Ah. Ein Thema, das mir lieb und teuer ist.
Es gibt, glaube ich, einige Voraussetzungen, die einfach gegeben sein müssen, damit sowas funktioniert, und es gibt einige Möglichkeiten, eine solche Charakterentwicklung zu fördern oder sogar zu erzwingen. Es gibt aber auch ziemlich viele Möglichkeiten, sie effektiv abzuwürgen. Da muß ich mich erst noch mal sammeln, aber ein paar Rollenspiele, die so ziemlich genau das machen, was du beschreibst, kann ich schon mal nennen:
Der Klassiker in dem Fach ist wohl Pendragon. Die Regeln für Passions und Traits schließen den Kreis vom Charakterbogen ins Spielgeschehen und von da wieder auf den Charakterbogen.

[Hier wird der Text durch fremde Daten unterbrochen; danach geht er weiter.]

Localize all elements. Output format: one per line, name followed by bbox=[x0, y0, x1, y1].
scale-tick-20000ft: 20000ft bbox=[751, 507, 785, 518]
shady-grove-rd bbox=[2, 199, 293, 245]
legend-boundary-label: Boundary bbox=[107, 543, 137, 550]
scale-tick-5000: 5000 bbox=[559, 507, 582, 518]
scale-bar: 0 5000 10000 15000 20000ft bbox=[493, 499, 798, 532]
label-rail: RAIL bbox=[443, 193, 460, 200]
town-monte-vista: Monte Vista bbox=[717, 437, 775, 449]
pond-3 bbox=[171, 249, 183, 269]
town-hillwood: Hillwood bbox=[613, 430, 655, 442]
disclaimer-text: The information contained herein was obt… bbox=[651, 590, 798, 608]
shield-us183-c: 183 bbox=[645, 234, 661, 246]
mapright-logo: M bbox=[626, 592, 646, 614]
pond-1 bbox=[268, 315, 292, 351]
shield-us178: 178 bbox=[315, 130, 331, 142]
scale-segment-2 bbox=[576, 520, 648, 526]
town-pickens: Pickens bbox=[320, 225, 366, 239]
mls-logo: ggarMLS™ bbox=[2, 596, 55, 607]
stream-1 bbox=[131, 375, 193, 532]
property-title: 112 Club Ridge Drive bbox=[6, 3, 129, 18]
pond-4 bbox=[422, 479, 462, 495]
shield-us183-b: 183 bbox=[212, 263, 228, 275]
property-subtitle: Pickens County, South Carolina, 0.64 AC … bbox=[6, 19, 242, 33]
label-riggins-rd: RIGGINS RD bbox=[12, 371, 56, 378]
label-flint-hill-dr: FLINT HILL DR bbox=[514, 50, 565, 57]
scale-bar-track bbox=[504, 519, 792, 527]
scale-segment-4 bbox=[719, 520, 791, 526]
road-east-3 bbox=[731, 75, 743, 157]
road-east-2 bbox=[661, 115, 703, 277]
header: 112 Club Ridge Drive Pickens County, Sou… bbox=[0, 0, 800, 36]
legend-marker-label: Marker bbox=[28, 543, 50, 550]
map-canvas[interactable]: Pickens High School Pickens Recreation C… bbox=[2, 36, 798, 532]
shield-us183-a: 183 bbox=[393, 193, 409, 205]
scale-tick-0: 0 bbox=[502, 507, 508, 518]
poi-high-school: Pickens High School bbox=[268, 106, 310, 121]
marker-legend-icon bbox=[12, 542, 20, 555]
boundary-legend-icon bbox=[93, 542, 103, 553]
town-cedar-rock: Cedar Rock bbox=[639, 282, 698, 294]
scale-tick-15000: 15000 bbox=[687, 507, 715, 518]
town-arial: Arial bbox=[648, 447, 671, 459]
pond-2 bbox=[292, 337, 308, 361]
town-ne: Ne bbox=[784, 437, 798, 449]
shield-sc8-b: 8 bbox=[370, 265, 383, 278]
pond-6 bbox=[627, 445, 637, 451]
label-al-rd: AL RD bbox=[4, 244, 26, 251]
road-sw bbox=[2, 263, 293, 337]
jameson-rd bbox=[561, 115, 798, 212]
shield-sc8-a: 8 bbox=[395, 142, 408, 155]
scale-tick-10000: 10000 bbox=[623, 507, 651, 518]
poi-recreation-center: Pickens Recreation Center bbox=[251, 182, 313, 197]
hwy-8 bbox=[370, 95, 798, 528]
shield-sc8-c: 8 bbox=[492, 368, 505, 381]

Der Ritter ändert sich in seinem, nun, Charakter, je nachdem, was der Spieler in der Fiktion so anstellt. Und ab einem bestimmten Punkt überwiegen die charakterlichen Eigenarten dann so stark, daß der Spieler in kritischen Situationen die Kontrolle über seine eigene Spielfigur verliert. Zugleich steht das ganze Spielgeschehen in der Spannung zwischen ritterlichen Idealen, Ehre, materiellem Gewinn, Familie, Todesgefahr, und menschlichen Schwächen und Begierden. Ach ja, und natürlich dem zu gewinnenden Ruhm (in Punkten, die wirklich was wert sind.) Das kann für ziemlich reizvolle Charakterentwicklungen und interessante Konflikte sorgen.
Pendragon: Kodifizierte, vorgegebene Charaktereigenschaften mit einem Wert, der sich durch das Spiel ändert und der das Spielgeschehen punktuell kontrollieren kann.
Aber mein bevorzugtes Spiel ist da Burning Wheel. Im Grunde dreht sich das gesamte Spiel um die Art von Geschichten und Charakterentwicklung, die du anreißt – der ganze barocke Klump an Regeln dient letztlich zu nichts anderem. Das Spiel arbeitet mit expliziten Flags für Überzeugungen, Ziele und instinktive Reaktionen sowie mit drei Sorten Traits, die alle in ein relativ komplexes System von Metawährungen eingebunden sind (die wiederum in das Steigerungssystem für Skills eingebunden sind, die alle die Konfliktsysteme bedienen, die wiederum … etc etc, bis sich der Kreis schließt). Wie gesagt, etwas barock, aber durchweg zielgerichtet und sehr effektiv. Solange alle Spieler bereitwillig dabei sind.
(Um ehrlich zu sein – wenn ich das Regelwerk für Burning Wheel nach einer längeren Pause zur Hand nehme, denke ich mir beim Durchblättern oft: „Das kann man doch eigentlich keinem Anfänger zumuten.“ Aber dann erinnere ich mich daran, wie es am Tisch funktioniert und welche Ergebnisse es zu erzeugen hilft, und dann weiß ich wieder, warum ich es gut finde.)
Burning Wheel: Explizite Flags als Vorgabe für den Spielleiter zur Schaffung von Konflikten. Die Spieler werden mit Metawährungen dafür belohnt, die Konflikte anzugehen. Dabei entstehen durch Regelzwang häufige Komplikationen: Diese Fehlschläge und Erfolge verändern die Charaktere auf Dauer technisch. Das formt wiederum das Spiel durch Flags, kodierte Charakterelemente und Regeln.
Und dann gibt es noch, als Kontrast dazu, etliche Story Games, aber das ist schon wieder eine andere Baustelle als die zwei genannten Beispiele.
Ich sortier mich mal ein bißchen und schreib später noch was dazu. Das ist ein sehr interessantes Thema.